Today's article may come across as a bit technical: this is not intentional, but is purely because technology and software development is my field of expertise and the source of my current life-style. The things I speak about can be applied to any aspect of life. You should always learn and practice the fundamentals. Every day. Get into mastery of a subject, rather than breeze through life on auto-pilot. While auto-pilot worked well for me when going through the split-up with my wife, it's not a good long-term strategy and I know if I carried on like an automaton, in a few years I'd be washed up and worthless in my career. When you follow a path in life, make sure you know more than just the path: learn the surrounding terrain, the weather patterns in the area you're walking in. Be the master of the path, not just another chump hired to lead a few college kids for the summer.
I've been a software developer for 16 years and every year I look back at what I did the year before and think "yuck" to myself.
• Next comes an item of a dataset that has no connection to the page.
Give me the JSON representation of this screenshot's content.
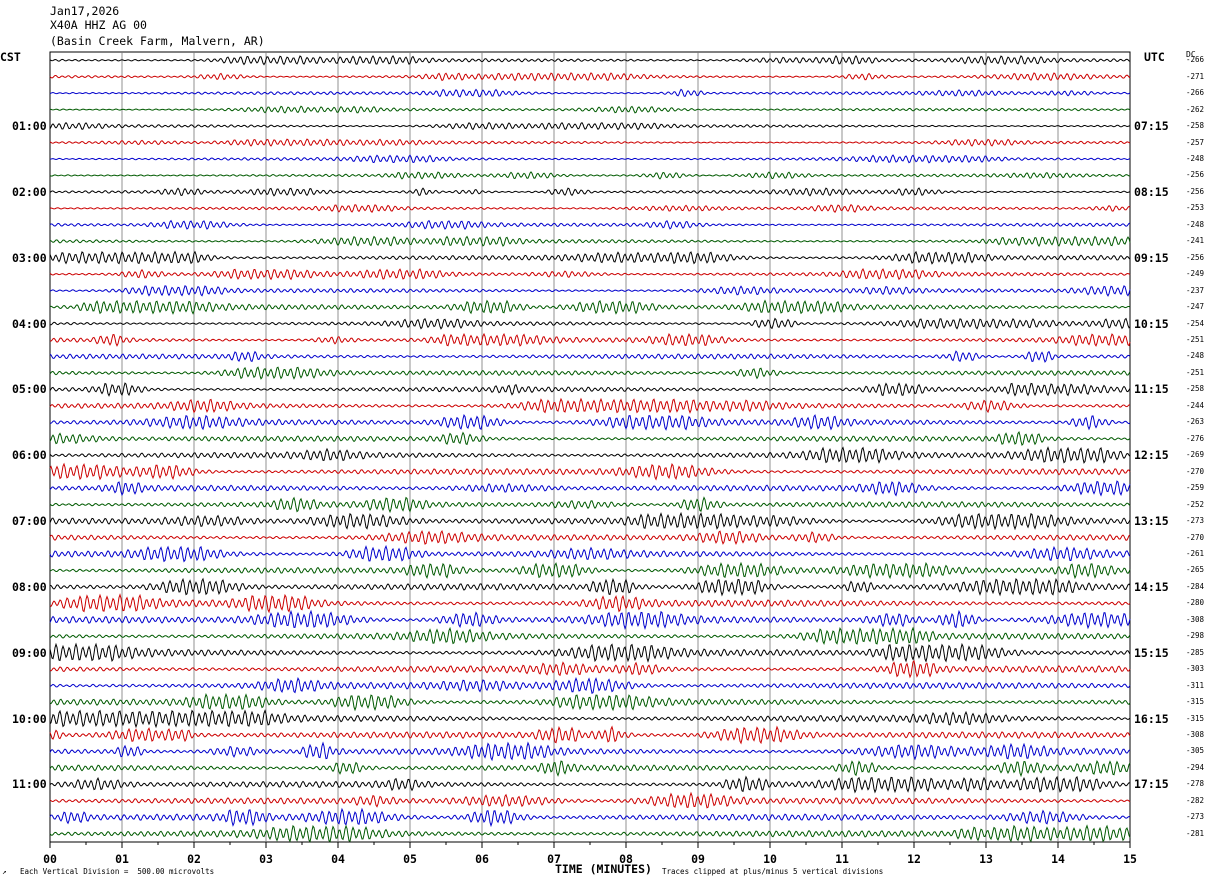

One part of me is quite excited that I can always be learning more and getting better at my chosen vocation. Another side of me feels that it is annoying that I am never a master at my profession. I find myself getting tired of the constant churn in technology, especially in the Microsoft world. I know that things change and improvement must result in change, but often I look at the technology and see just another layer of crap on top of existing crap and wonder what it's all for. Frankly, I find myself tired of all this change and the constant need to be memorising somebody else's ideas to land the next contract. I believe the term that should be used for the way developers feel about all this new and exciting technology that is not so new or exciting, is "developer fatigue".
When you get pulled into the trap of seeing marketing as technology, you get tricked into burning all your energy learning the next greatest framework instead of practising fundamentals. What do I mean by daily fundamentals? I mean the kind of learning that is going to make you a great programmer rather than a great user of the next microsoft framework. Seriously, learning WPF and becoming an expert in the framework will be great short-term. You'll land contracts with great rates for the next 3-5 years. Maybe more if MS sticks to their ideas, but I doubt it. And after the boom, what do you have left? Five years of experience in a dead technology. So rather than deep diving into an abstract layer of technology, I advocate deep diving into the fundamentals of technology and understanding exactly how computers work, how graphics cards work, how shaders and shading languages work. Learn a new (programming) language every couple of years, and make sure you choose one to master that is commercially viable while you learn new languages, ideas and thought-patterns.
Learn how compilers work, computing theory, language theory, design patterns, algorithms, OpenGl (a really, really stable framework that's not going to just go away). Heck, I'm thinking of starting my own little framework using OpenGl as a layer of rendering widgets to cross-platform GUIs rather than relying on Microsoft and their stooges to provide me with WPF. I think c++ or java (nice and cross platform) with an underlying OpenGl library should do nicely, allowing the development of GUI applications that just work.